There have been compelling acts of athletic derring-do and personal turmoil during these games. If only the NeoCon Bellowing Corporation [ed. note: Yikes!!] would have had the imagination and the backbone to fully and fairly cover what was happening, these Winter Olympics would not have been such a staggering waste of time and talent.

 Dave brings it strong. I particularly liked his description of the marketing of an “X-treme Tupperware party”. Slick. But hey, Professor Zee, you should try to get the dear ol’ CBC on your satellite dish. Trust me. You’ll feel better.

The Athletic is Political

I wonder if you’ve heard of Dave Zirin. I hadn’t until a couple of months ago, though I pay absurd levels of attention to life in the lucrative sandbox of professional sport. This guy is on fire. Apparently, he’s written on pro basketball for quite a while — I guess Slam is a bit too hiphophappenin’ for me — but what I’ve come across is his weekly email column “The Edge of Sports”, in which he writes on marginalized issues beyond the scores and the winning streaks and the all-star teams: racism, social justice, athletic fame and influence, the meaning of these gladiatorial entertainments. (He loves the games and many of the athletes, the more contrarian and individualistic the better.)

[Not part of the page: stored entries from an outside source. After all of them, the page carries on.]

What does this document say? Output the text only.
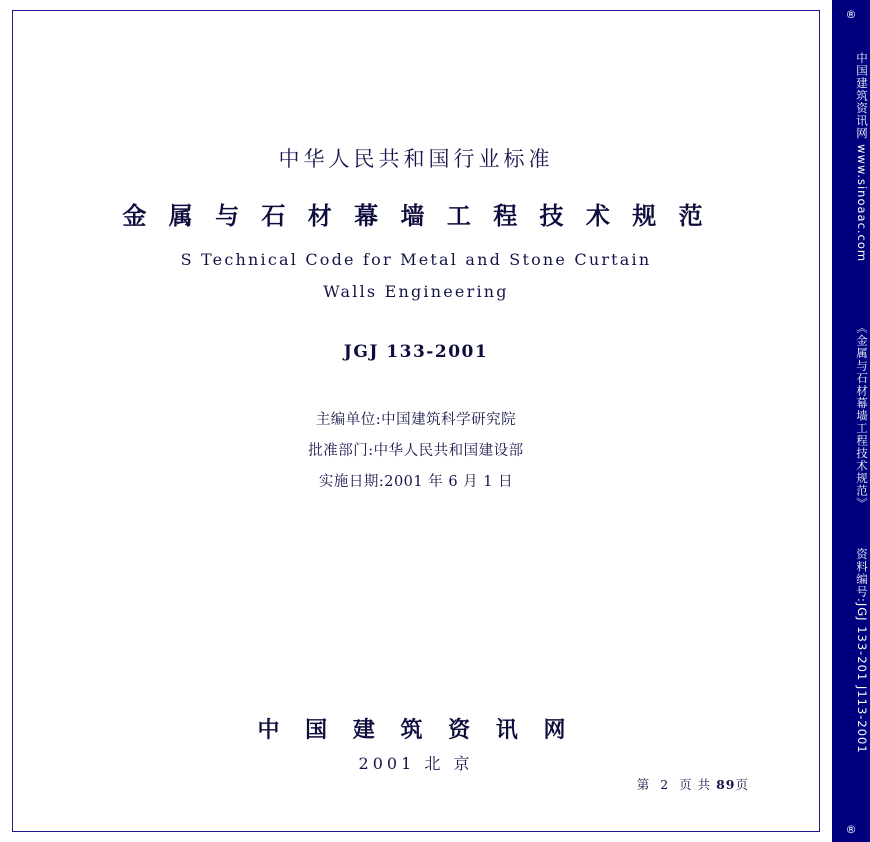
中华人民共和国行业标准
金 属 与 石 材 幕 墙 工 程 技 术 规 范
S Technical Code for Metal and Stone Curtain
Walls Engineering
JGJ 133-2001
主编单位:中国建筑科学研究院
批准部门:中华人民共和国建设部
实施日期:2001 年 6 月 1 日
中 国 建 筑 资 讯 网
2001 北 京
第 2 页 共 89页
®
中国建筑资讯网 www.sinoaac.com
《金属与石材幕墙工程技术规范》
资料编号:JGJ 133-201 J113-2001
®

He’s written a book – it awaits me on my bedside table – called What’s My Name, Fool? Sports and Resistance in the United States. For those of you with good memories and long-ago birthdates, you might recognize the title as Muhammad Ali’s early insistence on having his abandonment of his “slave name” respected. Zirin is sometimes a bit strident for my taste, but he’s definitely every radical activist’s favourite sportswriter. He has the Michael Jordans of the world in his sights; MJ’s famous “Hey, Republicans buy shoes, too!” as his reason to avoid political involvement is a target of considerable contempt.

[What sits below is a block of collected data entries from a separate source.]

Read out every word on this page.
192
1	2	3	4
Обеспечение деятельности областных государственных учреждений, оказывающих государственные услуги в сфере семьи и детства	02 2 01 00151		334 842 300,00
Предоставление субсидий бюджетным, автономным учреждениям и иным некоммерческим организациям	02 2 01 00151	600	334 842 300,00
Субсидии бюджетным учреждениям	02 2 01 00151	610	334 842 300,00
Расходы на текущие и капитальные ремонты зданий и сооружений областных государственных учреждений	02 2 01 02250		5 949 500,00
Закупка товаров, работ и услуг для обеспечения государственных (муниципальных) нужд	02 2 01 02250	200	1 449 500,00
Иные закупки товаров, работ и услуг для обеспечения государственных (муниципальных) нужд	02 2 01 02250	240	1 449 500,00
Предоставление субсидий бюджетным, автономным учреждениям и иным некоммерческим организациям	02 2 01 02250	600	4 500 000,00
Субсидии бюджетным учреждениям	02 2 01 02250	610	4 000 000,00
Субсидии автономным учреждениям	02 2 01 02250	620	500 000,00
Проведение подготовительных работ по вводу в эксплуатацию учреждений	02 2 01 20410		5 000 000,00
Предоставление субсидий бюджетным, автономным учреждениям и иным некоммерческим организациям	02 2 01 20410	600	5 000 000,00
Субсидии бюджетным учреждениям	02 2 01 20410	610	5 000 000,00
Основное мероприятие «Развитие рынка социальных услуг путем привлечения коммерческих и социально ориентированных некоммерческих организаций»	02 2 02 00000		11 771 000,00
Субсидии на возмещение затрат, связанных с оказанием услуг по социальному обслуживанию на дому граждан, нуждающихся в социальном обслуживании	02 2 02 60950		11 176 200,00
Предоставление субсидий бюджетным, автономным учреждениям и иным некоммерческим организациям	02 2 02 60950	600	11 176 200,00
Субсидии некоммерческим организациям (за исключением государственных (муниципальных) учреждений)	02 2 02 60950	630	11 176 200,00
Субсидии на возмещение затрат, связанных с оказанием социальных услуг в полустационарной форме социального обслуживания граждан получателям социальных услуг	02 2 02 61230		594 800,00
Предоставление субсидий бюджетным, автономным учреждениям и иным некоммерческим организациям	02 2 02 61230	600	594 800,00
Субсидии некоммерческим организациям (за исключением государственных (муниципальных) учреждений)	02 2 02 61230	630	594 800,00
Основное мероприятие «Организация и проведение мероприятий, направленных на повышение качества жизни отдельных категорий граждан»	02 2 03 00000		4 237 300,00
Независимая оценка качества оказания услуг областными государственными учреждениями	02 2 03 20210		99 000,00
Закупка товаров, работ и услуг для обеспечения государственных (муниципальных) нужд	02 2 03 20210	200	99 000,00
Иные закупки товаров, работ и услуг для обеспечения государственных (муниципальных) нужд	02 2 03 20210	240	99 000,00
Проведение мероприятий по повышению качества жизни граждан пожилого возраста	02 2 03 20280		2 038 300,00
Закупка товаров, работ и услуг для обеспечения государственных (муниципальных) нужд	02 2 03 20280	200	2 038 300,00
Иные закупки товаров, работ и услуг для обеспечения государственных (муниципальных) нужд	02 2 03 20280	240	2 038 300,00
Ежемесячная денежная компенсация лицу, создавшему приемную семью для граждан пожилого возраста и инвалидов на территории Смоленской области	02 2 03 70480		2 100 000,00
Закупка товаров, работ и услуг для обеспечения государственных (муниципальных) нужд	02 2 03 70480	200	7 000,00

Dave Zirini has been powerfully angry on the Tookie Williams execution, wistful about Carlos Delgado’s on-again, off-again protest of the war in Iraq, and insistent about applying the simple standards of the common good to the uncommon world of big-money athletics. Today, his rant on the cosmetics of a Super Bowl hosted by Detroit, by most accounts a smoking hulk of a city, is RIGHT ON. He picks on the way in which sports have come to embody and emphasize one of the greatest obstacles to justice that we face. He zooms in on the extremes of wealth and poverty, as they are seen amid the glitz of the biggest single sporting event in the world. The Super Bowl has long been an example of gleeful and sometimes cringe-worthy excess, and here’s another take. Zirin quotes some sports writers, especially the great Mitch Albom (yes, he’s also the guy who wrote Tuesdays with Morrie, a wonderful book, and The Seven People You Meet in Heaven, which I’m not so sure about, but he’s probably the best sports columnist in North America), who are also not afraid to bite the hand the feeds them. And aware enough. And outraged enough. Leonard Cohen wrote it this way: “Everybody knows the fight was fixed / The poor stay poor, and the rich get rich / That’s how it goes…”

Dave Zirin’s column is called “Detroit: Super Bowl City on the Brink” and it can be found here.  And yes, I will be watching the SB. It’s research. I’m a Man of the People. (And Troy Polamalu rocks.)